CyRK also provides a way to store these interpolators to the final solution so that you can perform post-integration “calls” to the solution. For example, say the solution sol to an ODE was found with CyRK with the argument capture_dense=True. After integration if the user wants the solution at a \(t_{new}\) that is within the solution domain but not in the final sol.t array, it can be found using y_new = sol.call(t_new) (the specific syntax varies for the different solvers; see demos).

Keep in mind that using t_eval and especially capture_dense=True carries performance penalties.

CyRK Benchmarks and Discussion

Below is the general benchmark shown else where in CyRK’s documentation and repository. It uses a 2-component ODE that mimics a basic predator-prey model.
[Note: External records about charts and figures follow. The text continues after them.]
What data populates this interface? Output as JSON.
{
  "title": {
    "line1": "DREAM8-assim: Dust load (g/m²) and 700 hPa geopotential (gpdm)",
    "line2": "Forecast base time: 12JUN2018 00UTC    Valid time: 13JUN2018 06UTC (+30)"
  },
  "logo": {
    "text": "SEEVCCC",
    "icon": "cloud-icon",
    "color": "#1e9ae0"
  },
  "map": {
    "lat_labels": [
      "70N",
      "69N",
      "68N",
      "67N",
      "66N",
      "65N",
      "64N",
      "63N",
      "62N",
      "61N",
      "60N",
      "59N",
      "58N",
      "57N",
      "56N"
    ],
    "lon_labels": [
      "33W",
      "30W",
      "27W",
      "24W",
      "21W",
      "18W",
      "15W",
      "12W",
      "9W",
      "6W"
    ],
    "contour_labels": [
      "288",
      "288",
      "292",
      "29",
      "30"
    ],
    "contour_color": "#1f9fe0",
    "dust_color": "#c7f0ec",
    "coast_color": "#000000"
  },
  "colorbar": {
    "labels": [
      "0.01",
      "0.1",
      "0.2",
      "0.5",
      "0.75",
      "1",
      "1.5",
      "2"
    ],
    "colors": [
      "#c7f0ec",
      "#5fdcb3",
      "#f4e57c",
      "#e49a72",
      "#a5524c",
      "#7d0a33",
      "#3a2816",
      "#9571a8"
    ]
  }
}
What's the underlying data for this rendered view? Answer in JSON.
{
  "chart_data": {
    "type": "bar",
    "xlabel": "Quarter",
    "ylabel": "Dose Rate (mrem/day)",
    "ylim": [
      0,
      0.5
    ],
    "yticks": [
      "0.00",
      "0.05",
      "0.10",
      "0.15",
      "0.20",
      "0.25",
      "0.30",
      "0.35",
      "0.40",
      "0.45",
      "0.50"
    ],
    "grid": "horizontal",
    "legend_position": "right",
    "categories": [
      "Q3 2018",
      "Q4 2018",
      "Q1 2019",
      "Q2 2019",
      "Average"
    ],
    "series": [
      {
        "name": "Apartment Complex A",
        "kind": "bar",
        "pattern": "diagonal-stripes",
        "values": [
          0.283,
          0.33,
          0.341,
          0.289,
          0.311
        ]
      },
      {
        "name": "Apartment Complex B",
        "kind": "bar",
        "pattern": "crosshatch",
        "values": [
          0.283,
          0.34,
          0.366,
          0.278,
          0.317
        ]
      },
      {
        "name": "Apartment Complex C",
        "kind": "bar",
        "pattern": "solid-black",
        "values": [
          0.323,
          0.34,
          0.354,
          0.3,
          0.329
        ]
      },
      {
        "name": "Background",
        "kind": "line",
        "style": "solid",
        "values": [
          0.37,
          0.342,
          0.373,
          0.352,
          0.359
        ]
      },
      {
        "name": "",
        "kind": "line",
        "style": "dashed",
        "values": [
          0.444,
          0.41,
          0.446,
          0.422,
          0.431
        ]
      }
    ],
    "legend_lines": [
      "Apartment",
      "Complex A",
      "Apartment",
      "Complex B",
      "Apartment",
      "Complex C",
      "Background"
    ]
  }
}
The different colors represent: Blue = scipy.solve_ivp; Magenta = scipy.solve_ivp using a numba.njit'd diffeq; Cyan = CyRK.pysolve_ivp; Orange = CyRK.pysolve_ivp using a numba.njit'd diffeq; Green = CyRK.nbsolve_ivp; and Red = CyRK.cysolve_ivp. The different symbols indicate different settings that can be turned on or off in the various solvers.

CyRK's baseline benchmark using a predator-prey model.

This is a simple diffeq meaning that even the Python version is not terribly slow so numba.njit helps with the speeding up the diffeq, but its not major. This problem is also small with only two dependent \(y\) variables meaning that most of the optimizations in scipy.solve_ivp that utilize numpy ndarray logic is lost. The bulk of the performance comes down to the overhead of the solver, and that is where CyRK.cysolve_ivp really shines. In most cases it beats scipy by a factor of 100x up to 400x.

Many Dependent \(y\) Variables

If we increase the number of dependent variables we start to see CyRK get closer to scipy since scipy is able to lean on numpy’s array math (which is highly optimized). In the example below we utilize a simple diffeq but an ODE system with \(N_{y} = 10,000\) dependent \(y\) variables.

Benchmark showing a ODE system with many (10,000) dependent variables.

Even though scipy has to contend with the Python overhead, SciPy ends up only being about a factor of 4x slower than CyRK.cysolve_ivp.

Complex DiffEq’s and Many Dependent \(y\) Variables

The prior examples used very simple diffeq’s which run quickly even in Python. In this next example we look at a much more complicated diffeq. It has \(N_{y} = 10,000\) dependent \(y\) variables like the previous example. It also couples them to each other and uses trig functions.

Benchmark showing a complex diffeq ODE system with many (10,000) dependent variables.

numba.njit is the real champion here. Using a njit’d diffeq with scipy produces results that are only slightly slower than CyRK. The bottleneck here is the complex diffeq and how poorly optimized it is in Python. scipy’s numpy array math is not able to save it from the expense of the diffeq. Even CyRK.pysolve suffers greatly since it to is having to deal with an unoptimized Python diffeq. All of the other solvers do quite well with CyRK.cysolve_ivp slightly eeking out the others (but being around 200x faster than regular scipy). Overall this integration may still be slow even for the faster solvers. If the DiffEq can not be optimized (e.g., maybe we could use taylor expansions on the trig functions or other tricks) then the only tool left is reducing the number of steps, see section above.